The problem evil is by far the most challenging obstacle for many skeptics. They see God as the author of evil, and therefore feel no inclination to worship him, or they conclude that evil would not be possible if a “good” God existed. St. Augustine is credited with solving this riddle of evil. He explained that God did not create evil, because evil is not a created thing. It is, instead, the deprivation of the good, by the thoughts or deeds of free will beings in opposition to the perfect will of God. While we see and experience the harmful effects of these thoughts and actions all the time, it is the quality of the thought or action as violating God’s will that makes them evil in the first place. Since the Fall of man, Augustine taught, men and women are in a self-imposed total bondage to sin. They are, in short, depraved or corrupted in their thinking and reasoning.
Some Christians take this belief to its ultimate extreme, that the corruption at issue amounts to “total depravity.” After all, the Bible does include multiple passages reflecting how impossible it is to please God and reminding us that despite any intent to the contrary, we cannot do the good with seek to do, but instead do evil. Even our “good works” are like dirty rags to God. This leads to an interesting question: if “total” depravity means what it appears to mean, then any act, however well-intentioned, is “depraved” and therefore displeasing to God; why, then, isn’t accepting God’s grace – by which we attain salvation – also an evil or corrupted act? Or put another way: if we are all totally depraved, are we even capable of accepting the gift of salvation?

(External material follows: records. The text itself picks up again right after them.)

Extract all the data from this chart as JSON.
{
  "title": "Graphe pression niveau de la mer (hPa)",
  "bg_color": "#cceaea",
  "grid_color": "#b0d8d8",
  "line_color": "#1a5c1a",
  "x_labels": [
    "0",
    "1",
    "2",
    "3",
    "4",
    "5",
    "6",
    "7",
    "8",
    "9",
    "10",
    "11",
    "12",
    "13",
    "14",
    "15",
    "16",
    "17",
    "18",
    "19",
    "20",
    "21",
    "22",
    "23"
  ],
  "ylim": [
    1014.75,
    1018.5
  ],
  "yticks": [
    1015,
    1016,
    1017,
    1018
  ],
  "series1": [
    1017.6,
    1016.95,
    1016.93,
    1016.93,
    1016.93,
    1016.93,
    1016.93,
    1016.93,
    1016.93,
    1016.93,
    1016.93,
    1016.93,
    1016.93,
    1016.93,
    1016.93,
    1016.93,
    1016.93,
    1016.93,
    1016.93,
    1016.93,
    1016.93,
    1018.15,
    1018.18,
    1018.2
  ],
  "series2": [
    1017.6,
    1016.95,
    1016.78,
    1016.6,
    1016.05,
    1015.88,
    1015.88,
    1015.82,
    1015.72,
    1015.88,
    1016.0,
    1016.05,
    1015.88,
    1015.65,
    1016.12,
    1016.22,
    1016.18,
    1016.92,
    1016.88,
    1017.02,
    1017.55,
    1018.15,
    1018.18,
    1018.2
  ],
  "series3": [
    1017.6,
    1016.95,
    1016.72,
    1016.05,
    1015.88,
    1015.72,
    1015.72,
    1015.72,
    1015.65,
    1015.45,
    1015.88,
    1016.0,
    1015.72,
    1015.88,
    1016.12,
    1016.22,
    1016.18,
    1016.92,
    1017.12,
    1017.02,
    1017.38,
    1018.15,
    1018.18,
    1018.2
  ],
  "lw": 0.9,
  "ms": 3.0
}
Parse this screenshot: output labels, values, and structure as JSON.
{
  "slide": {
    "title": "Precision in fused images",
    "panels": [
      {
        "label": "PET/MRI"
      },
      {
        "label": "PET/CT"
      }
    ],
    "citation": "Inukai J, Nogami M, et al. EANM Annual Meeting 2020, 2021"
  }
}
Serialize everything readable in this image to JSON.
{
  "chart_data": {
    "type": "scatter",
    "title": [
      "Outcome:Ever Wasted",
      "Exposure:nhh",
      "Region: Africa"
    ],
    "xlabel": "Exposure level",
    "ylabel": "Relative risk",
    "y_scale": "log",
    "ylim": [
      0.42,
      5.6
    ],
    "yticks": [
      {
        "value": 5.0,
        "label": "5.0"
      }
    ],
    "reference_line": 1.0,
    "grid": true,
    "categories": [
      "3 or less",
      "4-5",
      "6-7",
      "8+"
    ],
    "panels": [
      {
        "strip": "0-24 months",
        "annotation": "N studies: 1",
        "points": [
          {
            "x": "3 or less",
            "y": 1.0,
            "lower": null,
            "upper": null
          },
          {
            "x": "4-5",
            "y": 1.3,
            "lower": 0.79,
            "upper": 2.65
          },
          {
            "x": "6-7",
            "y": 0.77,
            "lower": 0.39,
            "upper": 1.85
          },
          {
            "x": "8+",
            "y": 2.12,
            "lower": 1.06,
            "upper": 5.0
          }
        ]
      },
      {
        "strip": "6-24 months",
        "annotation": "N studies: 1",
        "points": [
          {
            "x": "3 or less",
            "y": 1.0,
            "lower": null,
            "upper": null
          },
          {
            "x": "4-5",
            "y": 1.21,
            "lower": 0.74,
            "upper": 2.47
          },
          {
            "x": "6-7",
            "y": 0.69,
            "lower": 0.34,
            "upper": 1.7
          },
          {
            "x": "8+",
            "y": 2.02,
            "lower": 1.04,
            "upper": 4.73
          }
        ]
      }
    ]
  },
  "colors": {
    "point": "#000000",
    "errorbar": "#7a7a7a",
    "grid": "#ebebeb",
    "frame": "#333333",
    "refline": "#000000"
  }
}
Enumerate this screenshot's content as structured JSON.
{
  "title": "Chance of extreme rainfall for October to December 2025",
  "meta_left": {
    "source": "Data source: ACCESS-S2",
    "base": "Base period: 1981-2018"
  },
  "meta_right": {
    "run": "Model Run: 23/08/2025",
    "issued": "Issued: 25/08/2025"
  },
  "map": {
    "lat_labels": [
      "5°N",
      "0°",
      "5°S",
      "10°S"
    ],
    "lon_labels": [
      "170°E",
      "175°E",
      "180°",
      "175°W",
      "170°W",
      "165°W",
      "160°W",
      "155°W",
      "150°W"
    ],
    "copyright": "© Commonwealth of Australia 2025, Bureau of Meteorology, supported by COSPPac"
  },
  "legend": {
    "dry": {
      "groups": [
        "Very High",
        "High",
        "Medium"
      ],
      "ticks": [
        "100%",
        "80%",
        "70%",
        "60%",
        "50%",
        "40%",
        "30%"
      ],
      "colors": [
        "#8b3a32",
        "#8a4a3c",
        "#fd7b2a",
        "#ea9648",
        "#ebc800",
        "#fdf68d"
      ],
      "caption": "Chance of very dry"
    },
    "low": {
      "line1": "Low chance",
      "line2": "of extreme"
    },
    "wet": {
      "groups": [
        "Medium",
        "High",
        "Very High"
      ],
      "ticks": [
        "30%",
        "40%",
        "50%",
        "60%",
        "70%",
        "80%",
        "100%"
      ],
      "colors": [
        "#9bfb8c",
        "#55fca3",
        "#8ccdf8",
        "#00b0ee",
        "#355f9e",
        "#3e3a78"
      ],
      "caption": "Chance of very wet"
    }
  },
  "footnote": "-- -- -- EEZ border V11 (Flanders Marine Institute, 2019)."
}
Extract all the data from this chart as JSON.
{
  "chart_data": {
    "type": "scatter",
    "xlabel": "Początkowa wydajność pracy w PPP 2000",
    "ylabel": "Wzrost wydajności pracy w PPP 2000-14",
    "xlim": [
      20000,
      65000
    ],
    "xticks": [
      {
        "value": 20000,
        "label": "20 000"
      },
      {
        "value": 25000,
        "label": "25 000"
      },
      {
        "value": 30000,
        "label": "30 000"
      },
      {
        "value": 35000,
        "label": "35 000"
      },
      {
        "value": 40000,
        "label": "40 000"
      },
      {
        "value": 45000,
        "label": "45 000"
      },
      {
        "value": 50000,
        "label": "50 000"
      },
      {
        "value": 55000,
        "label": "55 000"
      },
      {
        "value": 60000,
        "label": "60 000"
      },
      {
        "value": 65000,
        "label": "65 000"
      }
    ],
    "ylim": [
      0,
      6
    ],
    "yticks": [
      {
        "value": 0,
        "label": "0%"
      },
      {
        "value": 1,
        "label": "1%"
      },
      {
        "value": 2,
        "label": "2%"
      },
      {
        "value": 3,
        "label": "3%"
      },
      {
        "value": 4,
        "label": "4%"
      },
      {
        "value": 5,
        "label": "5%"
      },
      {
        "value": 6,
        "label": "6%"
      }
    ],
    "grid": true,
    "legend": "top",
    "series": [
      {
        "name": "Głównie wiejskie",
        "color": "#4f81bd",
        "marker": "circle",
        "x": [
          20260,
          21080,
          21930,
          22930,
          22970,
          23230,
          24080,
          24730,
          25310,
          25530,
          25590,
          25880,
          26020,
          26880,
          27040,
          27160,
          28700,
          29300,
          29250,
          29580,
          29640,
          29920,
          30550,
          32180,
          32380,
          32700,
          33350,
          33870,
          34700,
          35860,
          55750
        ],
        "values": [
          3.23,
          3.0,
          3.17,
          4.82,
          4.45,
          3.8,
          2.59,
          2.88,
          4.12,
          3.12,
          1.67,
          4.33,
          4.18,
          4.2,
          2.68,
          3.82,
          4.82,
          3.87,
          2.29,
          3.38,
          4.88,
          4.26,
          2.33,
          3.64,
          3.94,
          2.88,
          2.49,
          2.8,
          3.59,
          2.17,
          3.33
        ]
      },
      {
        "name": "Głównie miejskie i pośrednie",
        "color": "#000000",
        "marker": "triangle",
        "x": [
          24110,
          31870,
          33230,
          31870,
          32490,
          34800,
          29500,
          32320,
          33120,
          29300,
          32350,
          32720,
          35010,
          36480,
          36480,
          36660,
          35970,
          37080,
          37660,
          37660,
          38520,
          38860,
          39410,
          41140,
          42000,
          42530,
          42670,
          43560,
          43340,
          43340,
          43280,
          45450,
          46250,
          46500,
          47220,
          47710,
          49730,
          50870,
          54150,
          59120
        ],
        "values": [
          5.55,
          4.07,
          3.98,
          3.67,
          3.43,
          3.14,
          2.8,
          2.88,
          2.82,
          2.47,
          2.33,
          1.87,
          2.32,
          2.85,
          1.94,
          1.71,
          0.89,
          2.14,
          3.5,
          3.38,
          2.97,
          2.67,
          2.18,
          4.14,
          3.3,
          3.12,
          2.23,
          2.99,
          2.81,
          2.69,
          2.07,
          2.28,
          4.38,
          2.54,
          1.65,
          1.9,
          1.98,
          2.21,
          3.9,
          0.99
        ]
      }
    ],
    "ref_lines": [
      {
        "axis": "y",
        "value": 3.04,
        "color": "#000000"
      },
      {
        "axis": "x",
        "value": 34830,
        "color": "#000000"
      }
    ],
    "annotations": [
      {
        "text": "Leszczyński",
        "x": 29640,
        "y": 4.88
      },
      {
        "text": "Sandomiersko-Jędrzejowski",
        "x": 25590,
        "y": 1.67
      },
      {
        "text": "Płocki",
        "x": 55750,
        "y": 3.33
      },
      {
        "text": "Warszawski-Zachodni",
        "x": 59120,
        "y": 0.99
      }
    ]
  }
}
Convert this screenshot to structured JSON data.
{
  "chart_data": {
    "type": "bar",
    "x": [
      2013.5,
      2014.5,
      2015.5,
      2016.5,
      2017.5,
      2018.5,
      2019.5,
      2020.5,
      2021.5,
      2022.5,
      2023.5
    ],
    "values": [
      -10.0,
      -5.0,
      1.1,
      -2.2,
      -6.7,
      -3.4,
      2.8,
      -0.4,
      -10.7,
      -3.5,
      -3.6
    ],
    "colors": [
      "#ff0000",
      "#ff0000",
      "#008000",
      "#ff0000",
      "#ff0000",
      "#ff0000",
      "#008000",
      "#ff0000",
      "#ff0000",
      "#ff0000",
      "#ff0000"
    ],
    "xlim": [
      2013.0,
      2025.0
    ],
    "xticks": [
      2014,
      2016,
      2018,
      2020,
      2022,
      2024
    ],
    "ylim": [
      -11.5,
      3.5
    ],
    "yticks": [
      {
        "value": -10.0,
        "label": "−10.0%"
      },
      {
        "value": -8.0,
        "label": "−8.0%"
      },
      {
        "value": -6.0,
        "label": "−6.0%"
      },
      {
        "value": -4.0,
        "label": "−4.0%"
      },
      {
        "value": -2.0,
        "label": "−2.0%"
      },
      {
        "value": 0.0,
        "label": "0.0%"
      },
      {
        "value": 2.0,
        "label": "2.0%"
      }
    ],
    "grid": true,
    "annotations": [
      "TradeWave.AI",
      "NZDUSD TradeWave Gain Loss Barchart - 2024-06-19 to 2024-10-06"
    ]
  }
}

I think the necessary conclusion that one must draw to reconcile all of the Bible’s teachings is that “total depravity” does not mean “absolute” depravity. In other words, though our natures are indeed corrupted, such that we cannot please God in our present state, we are not completely devoid of the ability to see good, to understand good, and to make some choices as it relates to God’s gift to us. If I were to conclude that total depravity meant absolute depravity, then much of the Bible would be rendered non-sensical. Why would there be any talk of free will? Why would Jesus admonish us to cut off our hands if they are the source of our sin? Why would the Great Commission of making disciples be necessary? What sense would it make to exhort us to love God with all our mind, soul and will? Much of what Jesus himself teaches relates to repentance – turning away from sin and accepting his gift. Again, none of this would even be possible if our depravity were absolute.
I conclude, instead, that total depravity means that without God’s grace we are incapable of reuniting with him. God does all the necessary work in that regard; it is he who corrects our natures. He does this to make us “perfect” in some sense that we cannot at present understand, perfection being necessary for us to re-enter God’s direct presence. God does it all… except for one thing – because we are talking about love, it must be given and accepted freely. That’s why we were built with such an ingrained need for companionship, fellowship, affection, and belonging. All these bear witness to the need for love to be free, if it is to mean anything at all. So, God gave us free will; he gave us the grace necessary to overcome our depravity, but he does so in a way that is perfectly fair, so that in the end, the choice we make is the one we want to make. The one we choose with our free will.
The Holy Spirit acts first – he provides the grace sufficient to overcome the depravity. He seeks us out first, so that all of the work – finding us and saving us – is God’s. The Holy Spirit does not cause us to accept Christ, however, for if he did, we would no longer be free will beings. So though we are fallen and capable of much evil, there remains within us the ability to respond to God’s love and to assent to his offer to do for us what is necessary to restore us to right relationship with him.